German Ardennes Ground and Air Offensives, December 1944 to January 1945
Above: The original objectives of the German Ardennes Offensive (Battle of the Bulge) are outlined in dashed lines on this map. The solid line indicates the Germans’ furthest advance—the 60‑mile-wide “bulge” made in the Western Allies’ front lines. Germany’s initial 13-division assault force consisted of 200,000 men, 340 tanks, and 280 other tracked vehicles. Reinforcements added another 100,000 men, 440 or more tanks, and 440 or more other tracked vehicles. The Luftwaffe had roughly 2,400 aircraft. Between 67,200 and 100,000 Germans were killed, wounded, or went missing between December 16, 1944, and January 25, 1945. The Americans initially had 83,000 men, 242 medium tanks, 182 other tracked vehicles across five divisions, four infantry and one armored. By Christmas Eve, reinforcements had brought U.S. strength up to 610,000 men. The Allies had 4,155 artillery pieces, 1,616 medium tanks, and 6,000 aircraft.

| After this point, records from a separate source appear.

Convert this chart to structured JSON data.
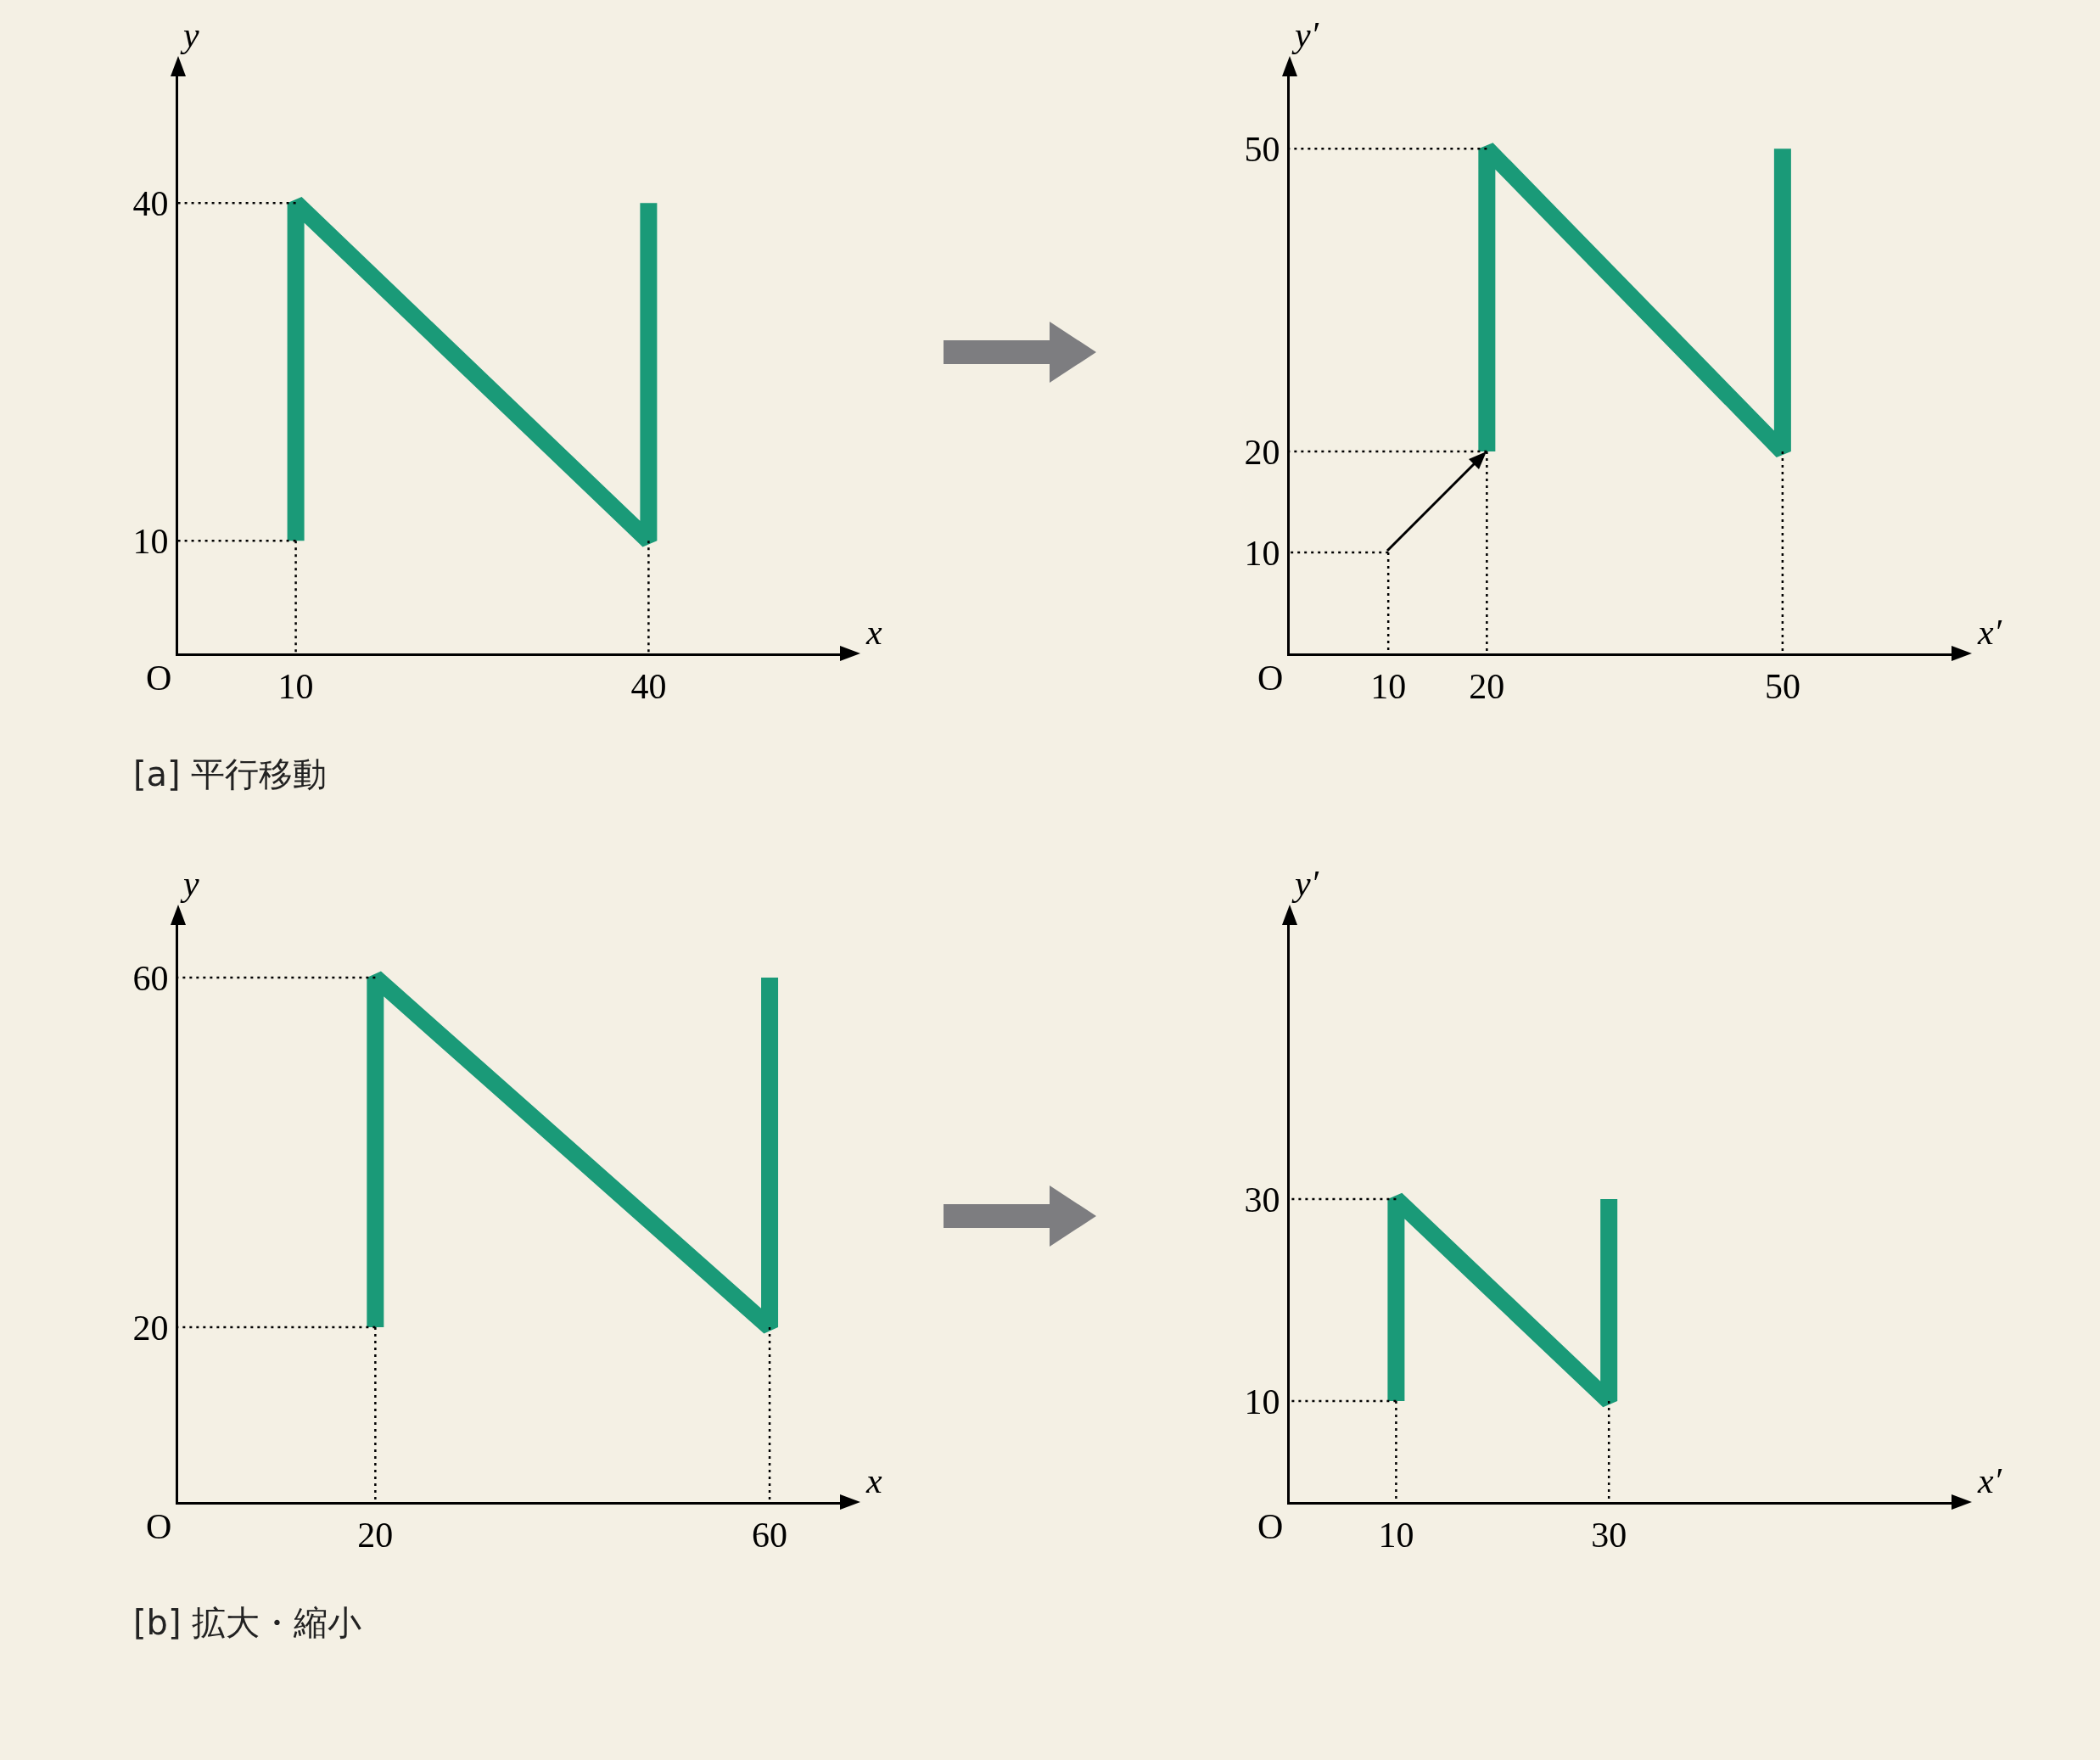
{
  "chart_data": [
    {
      "type": "line",
      "xlabel": "x",
      "ylabel": "y",
      "xlim": [
        0,
        57
      ],
      "ylim": [
        0,
        52
      ],
      "xticks": [
        10,
        40
      ],
      "yticks": [
        10,
        40
      ],
      "grid": false,
      "annotations": [
        "O",
        "[a] 平行移動"
      ],
      "series": [
        {
          "x": [
            10,
            0
          ],
          "values": [
            40,
            40
          ],
          "color": "#000000",
          "line_style": "dotted"
        },
        {
          "x": [
            10,
            0
          ],
          "values": [
            10,
            10
          ],
          "color": "#000000",
          "line_style": "dotted"
        },
        {
          "x": [
            10,
            10
          ],
          "values": [
            10,
            0
          ],
          "color": "#000000",
          "line_style": "dotted"
        },
        {
          "x": [
            40,
            40
          ],
          "values": [
            10,
            0
          ],
          "color": "#000000",
          "line_style": "dotted"
        },
        {
          "x": [
            10,
            10,
            40,
            40
          ],
          "values": [
            10,
            40,
            10,
            40
          ],
          "color": "#1a9a78",
          "line_style": "solid"
        }
      ]
    },
    {
      "type": "line",
      "xlabel": "x′",
      "ylabel": "y′",
      "xlim": [
        0,
        68
      ],
      "ylim": [
        0,
        58
      ],
      "xticks": [
        10,
        20,
        50
      ],
      "yticks": [
        10,
        20,
        50
      ],
      "grid": false,
      "annotations": [
        "O"
      ],
      "series": [
        {
          "x": [
            20,
            0
          ],
          "values": [
            50,
            50
          ],
          "color": "#000000",
          "line_style": "dotted"
        },
        {
          "x": [
            20,
            0
          ],
          "values": [
            20,
            20
          ],
          "color": "#000000",
          "line_style": "dotted"
        },
        {
          "x": [
            10,
            0
          ],
          "values": [
            10,
            10
          ],
          "color": "#000000",
          "line_style": "dotted"
        },
        {
          "x": [
            10,
            10
          ],
          "values": [
            10,
            0
          ],
          "color": "#000000",
          "line_style": "dotted"
        },
        {
          "x": [
            20,
            20
          ],
          "values": [
            20,
            0
          ],
          "color": "#000000",
          "line_style": "dotted"
        },
        {
          "x": [
            50,
            50
          ],
          "values": [
            20,
            0
          ],
          "color": "#000000",
          "line_style": "dotted"
        },
        {
          "x": [
            20,
            20,
            50,
            50
          ],
          "values": [
            20,
            50,
            20,
            50
          ],
          "color": "#1a9a78",
          "line_style": "solid"
        }
      ]
    },
    {
      "type": "line",
      "xlabel": "x",
      "ylabel": "y",
      "xlim": [
        0,
        68
      ],
      "ylim": [
        0,
        67
      ],
      "xticks": [
        20,
        60
      ],
      "yticks": [
        20,
        60
      ],
      "grid": false,
      "annotations": [
        "O",
        "[b] 拡大・縮小"
      ],
      "series": [
        {
          "x": [
            20,
            0
          ],
          "values": [
            60,
            60
          ],
          "color": "#000000",
          "line_style": "dotted"
        },
        {
          "x": [
            20,
            0
          ],
          "values": [
            20,
            20
          ],
          "color": "#000000",
          "line_style": "dotted"
        },
        {
          "x": [
            20,
            20
          ],
          "values": [
            20,
            0
          ],
          "color": "#000000",
          "line_style": "dotted"
        },
        {
          "x": [
            60,
            60
          ],
          "values": [
            20,
            0
          ],
          "color": "#000000",
          "line_style": "dotted"
        },
        {
          "x": [
            20,
            20,
            60,
            60
          ],
          "values": [
            20,
            60,
            20,
            60
          ],
          "color": "#1a9a78",
          "line_style": "solid"
        }
      ]
    },
    {
      "type": "line",
      "xlabel": "x′",
      "ylabel": "y′",
      "xlim": [
        0,
        63
      ],
      "ylim": [
        0,
        58
      ],
      "xticks": [
        10,
        30
      ],
      "yticks": [
        10,
        30
      ],
      "grid": false,
      "annotations": [
        "O"
      ],
      "series": [
        {
          "x": [
            10,
            0
          ],
          "values": [
            30,
            30
          ],
          "color": "#000000",
          "line_style": "dotted"
        },
        {
          "x": [
            10,
            0
          ],
          "values": [
            10,
            10
          ],
          "color": "#000000",
          "line_style": "dotted"
        },
        {
          "x": [
            10,
            10
          ],
          "values": [
            10,
            0
          ],
          "color": "#000000",
          "line_style": "dotted"
        },
        {
          "x": [
            30,
            30
          ],
          "values": [
            10,
            0
          ],
          "color": "#000000",
          "line_style": "dotted"
        },
        {
          "x": [
            10,
            10,
            30,
            30
          ],
          "values": [
            10,
            30,
            10,
            30
          ],
          "color": "#1a9a78",
          "line_style": "solid"
        }
      ]
    }
  ]
}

Left: Several among the 20 or so P-47 Thunderbolts at Metz-Frescaty airfield in France destroyed during Operation Bodenplatte, a subordinate operation to Operation Watch on the Rhine. The Luftwaffe managed to put 500 aircraft into the air on December 16. This first day had been the originally planned date for the strike against Allied airfields. However, the weather proved particularly bad and operations were suspended, resuming furiously on January 1, 1945, using practically every German fighter and fighter-bomber—almost 1,000 aircraft—that could still fly. The Luftwaffe bombed 11 vulnerable airfields in Belgium, 5 in Holland, and 1 in France—airfields where many of the German pilots had been formerly based. Bodenplatte cost the Luftwaffe 271 destroyed and 65 damaged aircraft, 143 pilots killed or missing, 21 wounded, and 70 taken captive. One German fighter wing (JG 4) lost 42 percent of its pilots: 18 killed, 1 wounded, and 5 taken prisoner. Many of those lost were valuable formation leaders. Incredibly, many pilots on their return flight were brought down by German flak batteries, which had not been alerted to the operation on security grounds. The Allies lost 150 combat aircraft destroyed and 111 damaged, as well as 17 noncombat aircraft, including Field Marshal Montgomery’s personal airplane. Pilot losses were few, but over 100 ground crew were killed.
Right: Fire crews at Melsbroek airfield near Brussels, Belgium, spray foam on an RAF Avro Lancaster in an attempt to save it from burning. The four-engine bomber had landed at Melsbroek with the starboard inner engine out of action and the propeller feathered.
Left: The Luftwaffe strike at Melsbroek was an outstanding success, causing considerable damage to RAF and U.S. aircraft based there. Some 15 to 20 U.S. bombers were destroyed. Among the many RAF losses were two entire squadrons of reconnaissance aircraft, 11 or 13 Vickers Wellington twin-engine medium bombers, 5 Spitfires, and 1 Douglas Dakota.
Right: One eyewitness said that “all hell seemed to break loose” when dozens of enemy aircraft (about 75 in all) flew over the treetops that lined Eindhoven field in the Netherlands beginning about 9:15 a.m on January 1, 1945. For the next 20 minutes “Focke Wulfs and Messerschmitts” [Fw 190s and Bf 109s] carried out “one of the finest strafing jobs one would want to see.” The enemy pilots “systematically climbed, dived, fired their guns and even took time off to wave to some of the boys.” Before long the whole airfield was covered by heavy clouds of billowing smoke; explosions went off in every direction and fires were seen wherever one looked. Among the aircraft carnage were 8 RAF Hawker Typhoons fighter bombers and 3 RAF P‑51 Mustang fighters.